Я закрыл глаза, будто вся моя жизнь зависела от этой несчастной страницы.
— Не спи! — вошла в комнату бабушка. — Весь ум проспишь… А может, ты и впрямь захворал? — она приложила прохладную, сухую ладонь к моему лбу.
— Горячеватая… — сказала она. — Желудок у тебя не расстроился? Чистописанием займешься с завтрашнего дня.
Я схватил трогавшую мой лоб бабушкину руку и прижал ее к губам.
— Экий ты баламут! Не попадалось тебе письмо от тети Луйзи? Куда-то задевала и никак найти не могу.
— Вы же всегда в календарь кладете, бабушка.
— Как это я сама не вспомнила! Ты ведь не читаешь чужие письма? — она подозрительно смотрела на меня. — Это грех, сынок, пришлось бы тебе исповедоваться.
— С чего бы я стал их читать, бабушка?
— Да вот же оно! — бабушка вынула из календаря письмо. — Конверт даже не распечатан.
Бабушка так обрадовалась своей находке, что на меня перестала обращать внимание. А я, высвободившись из-под ярма чистописания хотя бы на сегодня, почувствовал себя вольной птицей: ведь завтрашний день — это такая дальняя даль…
Со двора донесся грохот повозки.
— Родители твои в Паталом укатили, — махнула тетушка Кати в сторону окна. — Отец наказал тебе абрикосов и в рот не брать, не то холеру подцепишь и будешь животом маяться.
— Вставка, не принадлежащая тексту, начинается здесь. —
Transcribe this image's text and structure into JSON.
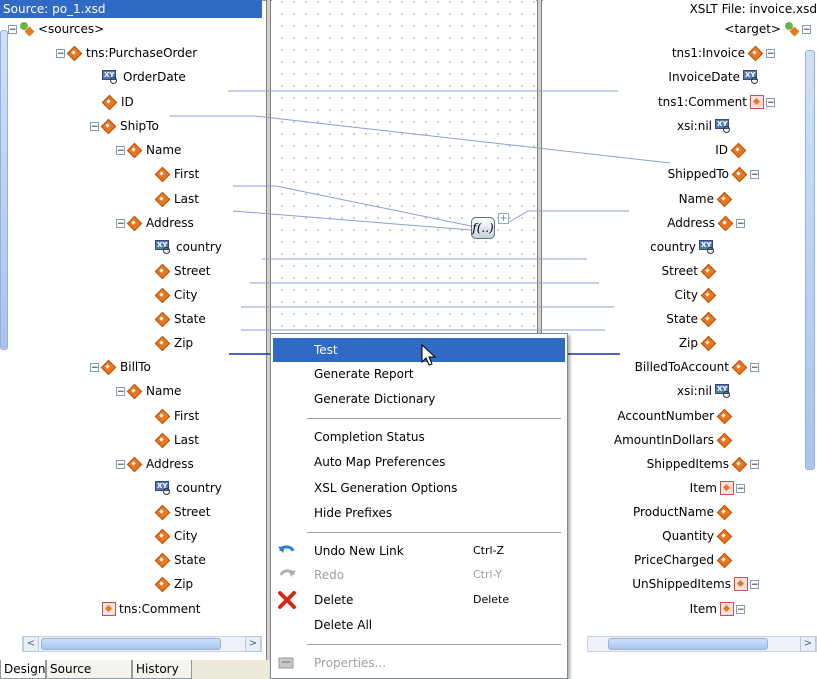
{
  "source_header": "Source: po_1.xsd",
  "target_header": "XSLT File: invoice.xsd",
  "source_tree": [
    {
      "label": "<sources>"
    },
    {
      "label": "tns:PurchaseOrder"
    },
    {
      "label": "OrderDate"
    },
    {
      "label": "ID"
    },
    {
      "label": "ShipTo"
    },
    {
      "label": "Name"
    },
    {
      "label": "First"
    },
    {
      "label": "Last"
    },
    {
      "label": "Address"
    },
    {
      "label": "country"
    },
    {
      "label": "Street"
    },
    {
      "label": "City"
    },
    {
      "label": "State"
    },
    {
      "label": "Zip"
    },
    {
      "label": "BillTo"
    },
    {
      "label": "Name"
    },
    {
      "label": "First"
    },
    {
      "label": "Last"
    },
    {
      "label": "Address"
    },
    {
      "label": "country"
    },
    {
      "label": "Street"
    },
    {
      "label": "City"
    },
    {
      "label": "State"
    },
    {
      "label": "Zip"
    },
    {
      "label": "tns:Comment"
    }
  ],
  "target_tree": [
    {
      "label": "<target>"
    },
    {
      "label": "tns1:Invoice"
    },
    {
      "label": "InvoiceDate"
    },
    {
      "label": "tns1:Comment"
    },
    {
      "label": "xsi:nil"
    },
    {
      "label": "ID"
    },
    {
      "label": "ShippedTo"
    },
    {
      "label": "Name"
    },
    {
      "label": "Address"
    },
    {
      "label": "country"
    },
    {
      "label": "Street"
    },
    {
      "label": "City"
    },
    {
      "label": "State"
    },
    {
      "label": "Zip"
    },
    {
      "label": "BilledToAccount"
    },
    {
      "label": "xsi:nil"
    },
    {
      "label": "AccountNumber"
    },
    {
      "label": "AmountInDollars"
    },
    {
      "label": "ShippedItems"
    },
    {
      "label": "Item"
    },
    {
      "label": "ProductName"
    },
    {
      "label": "Quantity"
    },
    {
      "label": "PriceCharged"
    },
    {
      "label": "UnShippedItems"
    },
    {
      "label": "Item"
    }
  ],
  "function_label": "f(..)",
  "tabs": [
    "Design",
    "Source",
    "History"
  ],
  "menu": {
    "test": "Test",
    "generate_report": "Generate Report",
    "generate_dictionary": "Generate Dictionary",
    "completion_status": "Completion Status",
    "auto_map_preferences": "Auto Map Preferences",
    "xsl_generation_options": "XSL Generation Options",
    "hide_prefixes": "Hide Prefixes",
    "undo_new_link": "Undo New Link",
    "undo_shortcut": "Ctrl-Z",
    "redo": "Redo",
    "redo_shortcut": "Ctrl-Y",
    "delete": "Delete",
    "delete_shortcut": "Delete",
    "delete_all": "Delete All",
    "properties": "Properties..."
  },
  "colors": {
    "selection": "#316ac5",
    "mapping_line": "#8b9fd6",
    "active_line": "#1a2fb5",
    "node_orange": "#e87722"
  }
}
— Так абрикосы еще не поспели, тетушка Кати.
— А я про что толкую!
И она опять принялась громыхать кастрюлями и горшками, давая понять, что в кухне мне делать нечего, а я с ощущением полной раскованности и радостного возбуждения устремился на чердак. Конечно, там некому было бы застать меня врасплох, и все же сам факт пребывания отца в доме сковал бы свободу моих действий.